Le 10 km en eau libre de Philippe Guertin aux Universiades annulé en raison de l’eau trop chaude

Le 10 km en eau libre de Philippe Guertin aux Universiades annulé en raison de l’eau trop chaude

Philippe Guertin

NAGE. S’entraîner intensément tout l’été, se rendre à Taipei en Chine pour les Universiades où tous les meilleurs étudiants athlètes mondiaux sont réunis et s’entraîner une autre semaine pour voir sa compétition être annulée à la veille du départ.

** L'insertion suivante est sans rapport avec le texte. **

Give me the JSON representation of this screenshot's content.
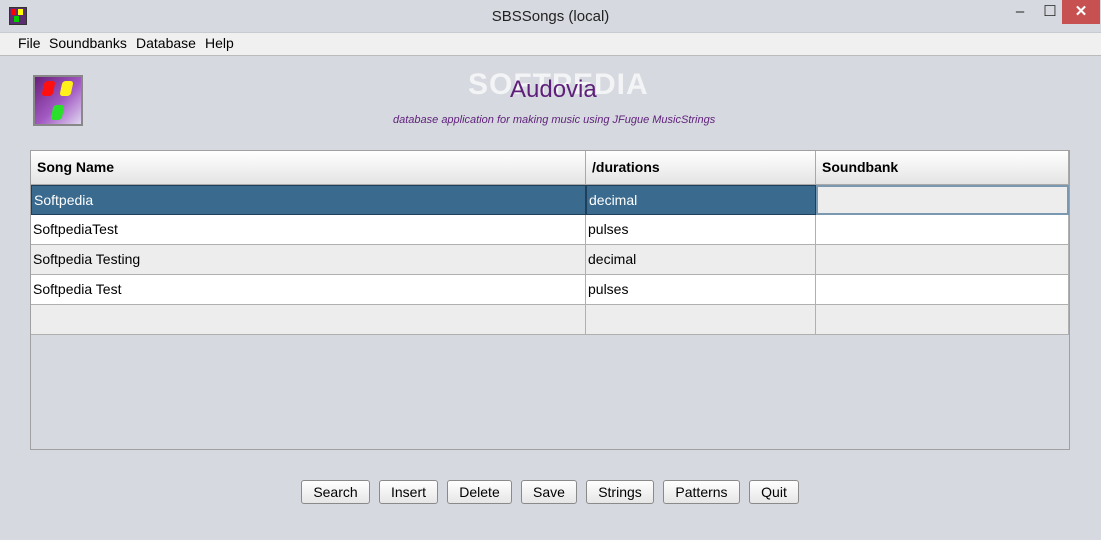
{
  "window": {
    "title": "SBSSongs (local)",
    "controls": {
      "minimize": "–",
      "maximize": "☐",
      "close": "✕"
    }
  },
  "menu": [
    "File",
    "Soundbanks",
    "Database",
    "Help"
  ],
  "header": {
    "watermark": "SOFTPEDIA",
    "app_name": "Audovia",
    "tagline": "database application for making music using JFugue MusicStrings"
  },
  "table": {
    "columns": [
      "Song Name",
      "/durations",
      "Soundbank"
    ],
    "rows": [
      {
        "song": "Softpedia",
        "durations": "decimal",
        "soundbank": ""
      },
      {
        "song": "SoftpediaTest",
        "durations": "pulses",
        "soundbank": ""
      },
      {
        "song": "Softpedia Testing",
        "durations": "decimal",
        "soundbank": ""
      },
      {
        "song": "Softpedia Test",
        "durations": "pulses",
        "soundbank": ""
      },
      {
        "song": "",
        "durations": "",
        "soundbank": ""
      }
    ]
  },
  "buttons": [
    "Search",
    "Insert",
    "Delete",
    "Save",
    "Strings",
    "Patterns",
    "Quit"
  ],
  "colors": {
    "selection": "#3a6a8e",
    "brand_purple": "#5e1f7a"
  }
}
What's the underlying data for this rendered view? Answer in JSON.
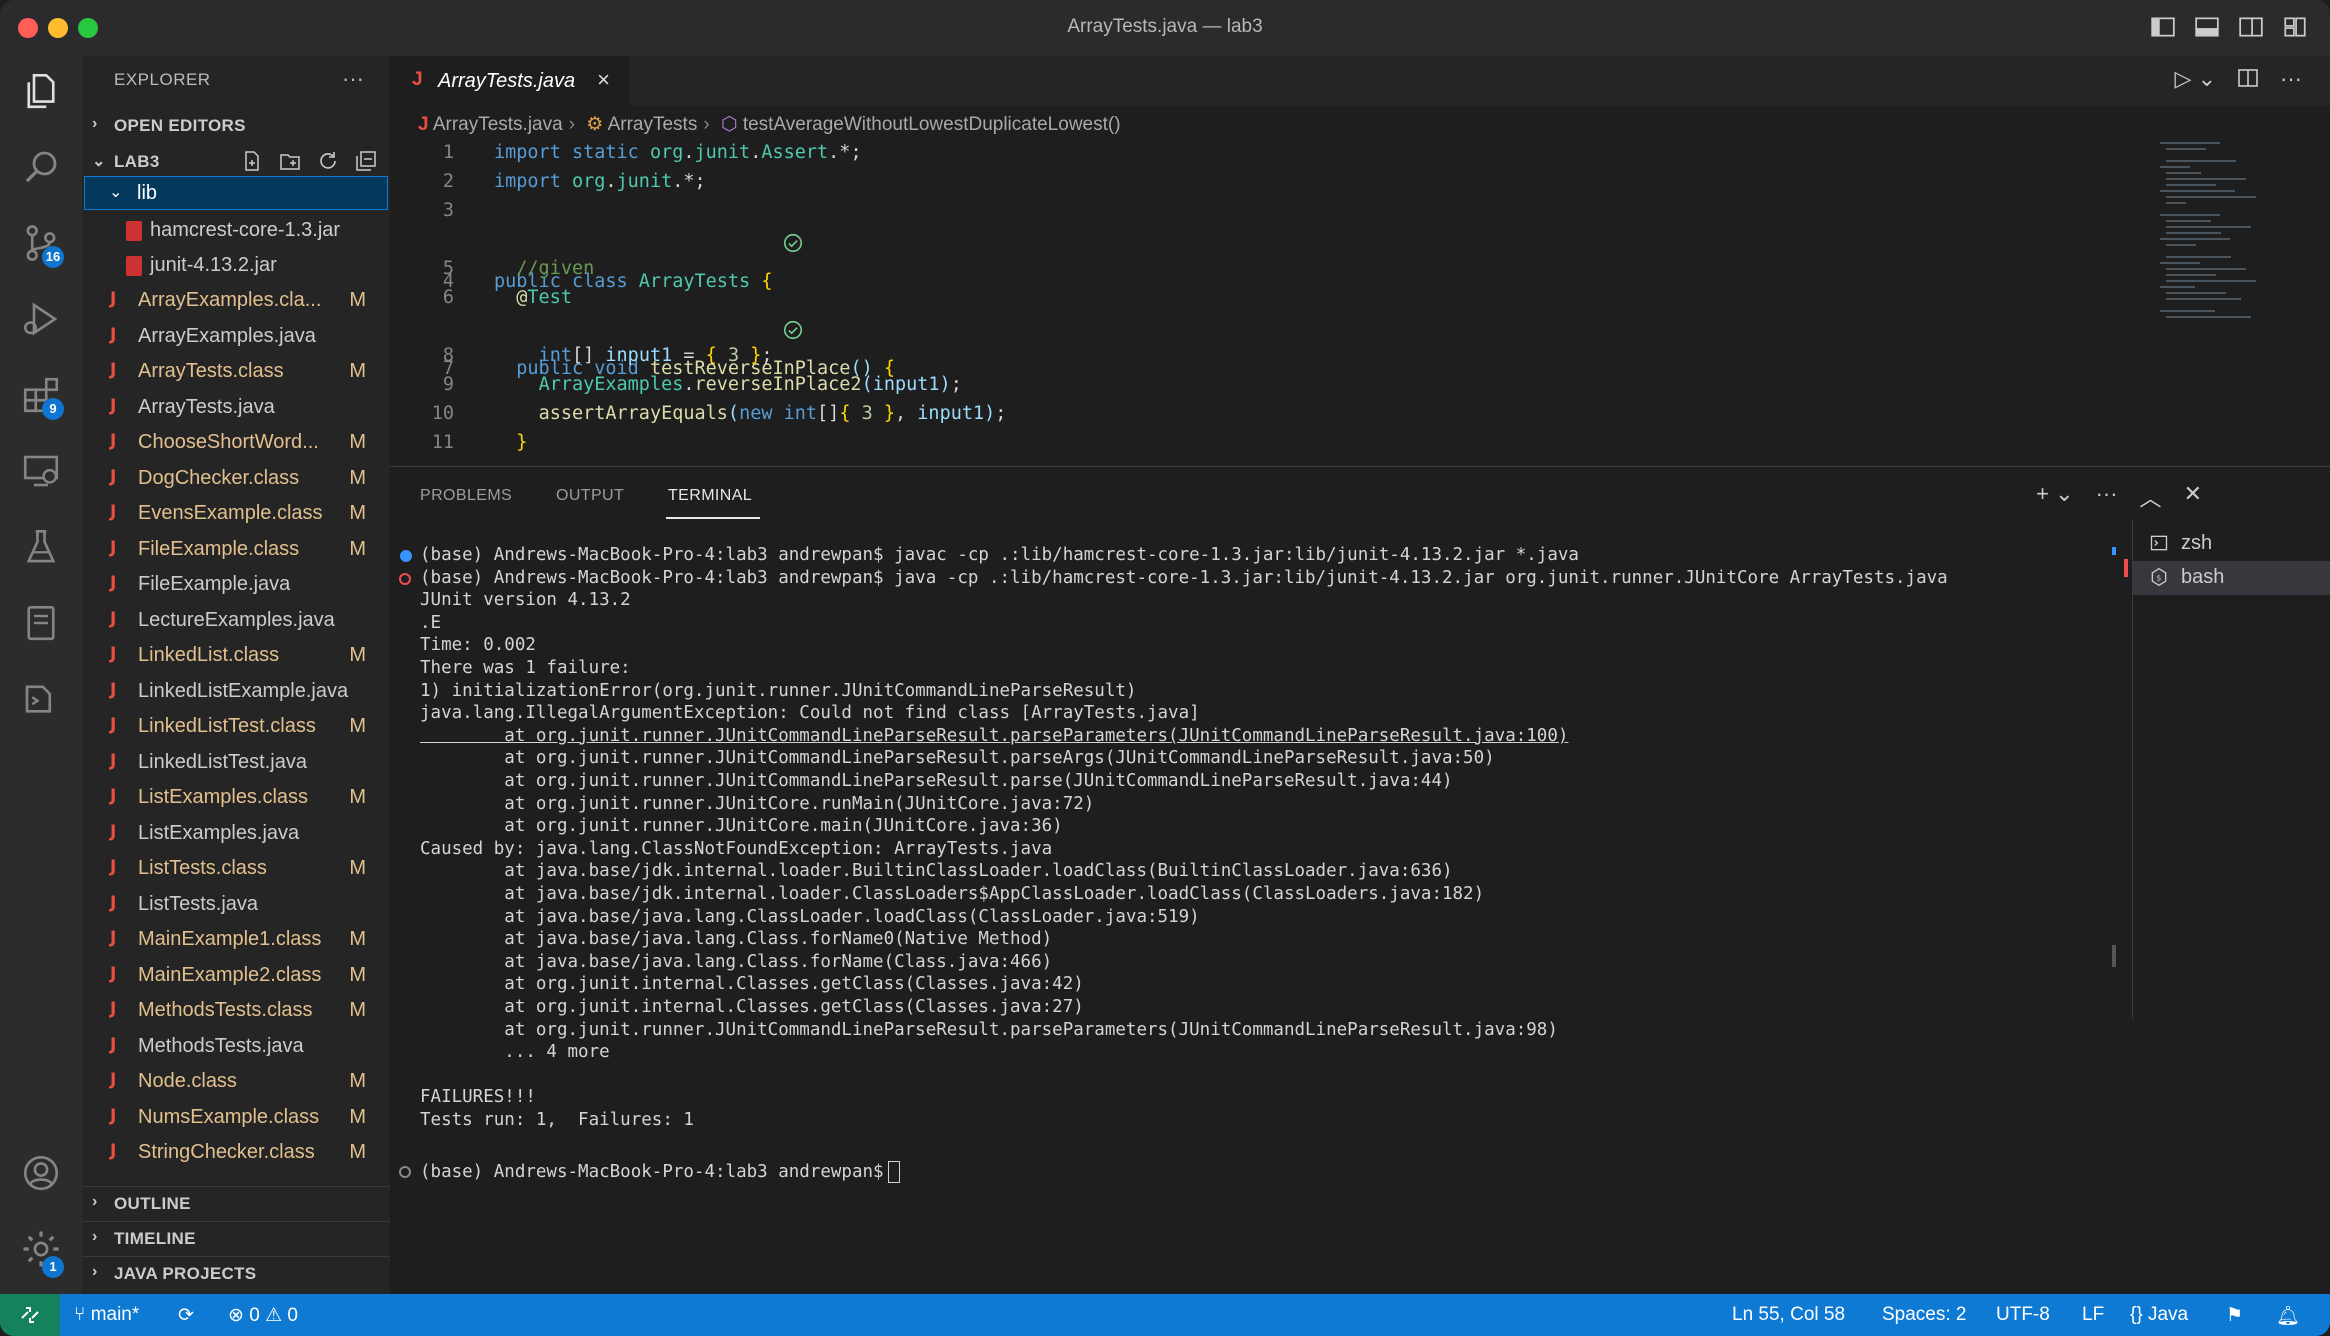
{
  "window": {
    "title": "ArrayTests.java — lab3"
  },
  "activity": {
    "scm_badge": "16",
    "extensions_badge": "9",
    "settings_badge": "1"
  },
  "explorer": {
    "header": "EXPLORER",
    "more": "···",
    "open_editors": "OPEN EDITORS",
    "folder": "LAB3",
    "lib": {
      "name": "lib",
      "files": [
        "hamcrest-core-1.3.jar",
        "junit-4.13.2.jar"
      ]
    },
    "files": [
      {
        "name": "ArrayExamples.cla...",
        "status": "M"
      },
      {
        "name": "ArrayExamples.java",
        "status": ""
      },
      {
        "name": "ArrayTests.class",
        "status": "M"
      },
      {
        "name": "ArrayTests.java",
        "status": ""
      },
      {
        "name": "ChooseShortWord...",
        "status": "M"
      },
      {
        "name": "DogChecker.class",
        "status": "M"
      },
      {
        "name": "EvensExample.class",
        "status": "M"
      },
      {
        "name": "FileExample.class",
        "status": "M"
      },
      {
        "name": "FileExample.java",
        "status": ""
      },
      {
        "name": "LectureExamples.java",
        "status": ""
      },
      {
        "name": "LinkedList.class",
        "status": "M"
      },
      {
        "name": "LinkedListExample.java",
        "status": ""
      },
      {
        "name": "LinkedListTest.class",
        "status": "M"
      },
      {
        "name": "LinkedListTest.java",
        "status": ""
      },
      {
        "name": "ListExamples.class",
        "status": "M"
      },
      {
        "name": "ListExamples.java",
        "status": ""
      },
      {
        "name": "ListTests.class",
        "status": "M"
      },
      {
        "name": "ListTests.java",
        "status": ""
      },
      {
        "name": "MainExample1.class",
        "status": "M"
      },
      {
        "name": "MainExample2.class",
        "status": "M"
      },
      {
        "name": "MethodsTests.class",
        "status": "M"
      },
      {
        "name": "MethodsTests.java",
        "status": ""
      },
      {
        "name": "Node.class",
        "status": "M"
      },
      {
        "name": "NumsExample.class",
        "status": "M"
      },
      {
        "name": "StringChecker.class",
        "status": "M"
      }
    ],
    "outline": "OUTLINE",
    "timeline": "TIMELINE",
    "java_projects": "JAVA PROJECTS"
  },
  "editor": {
    "tab_label": "ArrayTests.java",
    "breadcrumb": [
      "ArrayTests.java",
      "ArrayTests",
      "testAverageWithoutLowestDuplicateLowest()"
    ],
    "line_numbers": [
      "1",
      "2",
      "3",
      "4",
      "5",
      "6",
      "7",
      "8",
      "9",
      "10",
      "11"
    ]
  },
  "panel": {
    "tabs": [
      "PROBLEMS",
      "OUTPUT",
      "TERMINAL"
    ],
    "terminal_lines": [
      "(base) Andrews-MacBook-Pro-4:lab3 andrewpan$ javac -cp .:lib/hamcrest-core-1.3.jar:lib/junit-4.13.2.jar *.java",
      "(base) Andrews-MacBook-Pro-4:lab3 andrewpan$ java -cp .:lib/hamcrest-core-1.3.jar:lib/junit-4.13.2.jar org.junit.runner.JUnitCore ArrayTests.java",
      "JUnit version 4.13.2",
      ".E",
      "Time: 0.002",
      "There was 1 failure:",
      "1) initializationError(org.junit.runner.JUnitCommandLineParseResult)",
      "java.lang.IllegalArgumentException: Could not find class [ArrayTests.java]",
      "        at org.junit.runner.JUnitCommandLineParseResult.parseParameters(JUnitCommandLineParseResult.java:100)",
      "        at org.junit.runner.JUnitCommandLineParseResult.parseArgs(JUnitCommandLineParseResult.java:50)",
      "        at org.junit.runner.JUnitCommandLineParseResult.parse(JUnitCommandLineParseResult.java:44)",
      "        at org.junit.runner.JUnitCore.runMain(JUnitCore.java:72)",
      "        at org.junit.runner.JUnitCore.main(JUnitCore.java:36)",
      "Caused by: java.lang.ClassNotFoundException: ArrayTests.java",
      "        at java.base/jdk.internal.loader.BuiltinClassLoader.loadClass(BuiltinClassLoader.java:636)",
      "        at java.base/jdk.internal.loader.ClassLoaders$AppClassLoader.loadClass(ClassLoaders.java:182)",
      "        at java.base/java.lang.ClassLoader.loadClass(ClassLoader.java:519)",
      "        at java.base/java.lang.Class.forName0(Native Method)",
      "        at java.base/java.lang.Class.forName(Class.java:466)",
      "        at org.junit.internal.Classes.getClass(Classes.java:42)",
      "        at org.junit.internal.Classes.getClass(Classes.java:27)",
      "        at org.junit.runner.JUnitCommandLineParseResult.parseParameters(JUnitCommandLineParseResult.java:98)",
      "        ... 4 more",
      "",
      "FAILURES!!!",
      "Tests run: 1,  Failures: 1",
      "",
      "(base) Andrews-MacBook-Pro-4:lab3 andrewpan$"
    ],
    "terminals": [
      "zsh",
      "bash"
    ]
  },
  "status": {
    "branch": "main*",
    "errors": "0",
    "warnings": "0",
    "position": "Ln 55, Col 58",
    "spaces": "Spaces: 2",
    "encoding": "UTF-8",
    "eol": "LF",
    "language": "Java"
  },
  "colors": {
    "accent": "#0e7ad3",
    "remote": "#16825d",
    "modified": "#e2c08d",
    "java_icon": "#e84f3f"
  }
}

Voilà la situation frustrante que l’un des meilleurs nageurs en eau libre au monde, le Longueuillois Philippe Guertin a vécu le 27 août, à sa dernière compétition de la saison et dernière chance d’obtenir son brevet de financement national pour 2018. Le double vice-champion 2015 et 2017 de la Traversée internationale du Lac St-Jean de 32 km et champion du 10 km du même événement en 2016, devait participer au 10 km en eau libre à la dernière journée des compétitions de natation des Universiades qui ont eu lieu du 19 au 30 août. Mais l’amateurisme des organisateurs a pris le dessus sur l’excellence des athlètes.

Dangers d’hyperthermie sans plan B

«Comme je le pressentais depuis longtemps, la température de l’eau était trop chaude (donc dangereuse), explique Guertin. Ce n’était pas surprenant. La température à Taipei était de 37°C, le climat est humide et le site de compétition était un canal de deux mètres de profond seulement. Les organisateurs laissaient planer que l’eau serait peut-être sous les 30°C alors que pour le 10 km, la température ne peut dépasser les 31°C.»

«Mais le thermomètre utilisé n’était pas le bon, poursuit-il. Un entraîneur du Canada a pris la température de l’eau la veille de la compétition avec un thermomètre approprié, c’était 32,5°C. Le Canada, l’Australie et la Grande-Bretagne ont alors retiré leurs nageurs de la course qui a quand même eu lieu. Les États-Unis eux n’avaient même pas envoyé de nageurs en eau libre à Taipei. Je n’ai donc fait aucune compétition même si je m’étais entraîné pendant toute la durée des Universiades sans tourisme.»

Il était déçu que l’organisation n’ait pas prévu de plan B, d’autres cours d’eau plus froid étant disponibles dans la région. Pour lui, les quatre pays démissionnaires ont pris la bonne décision.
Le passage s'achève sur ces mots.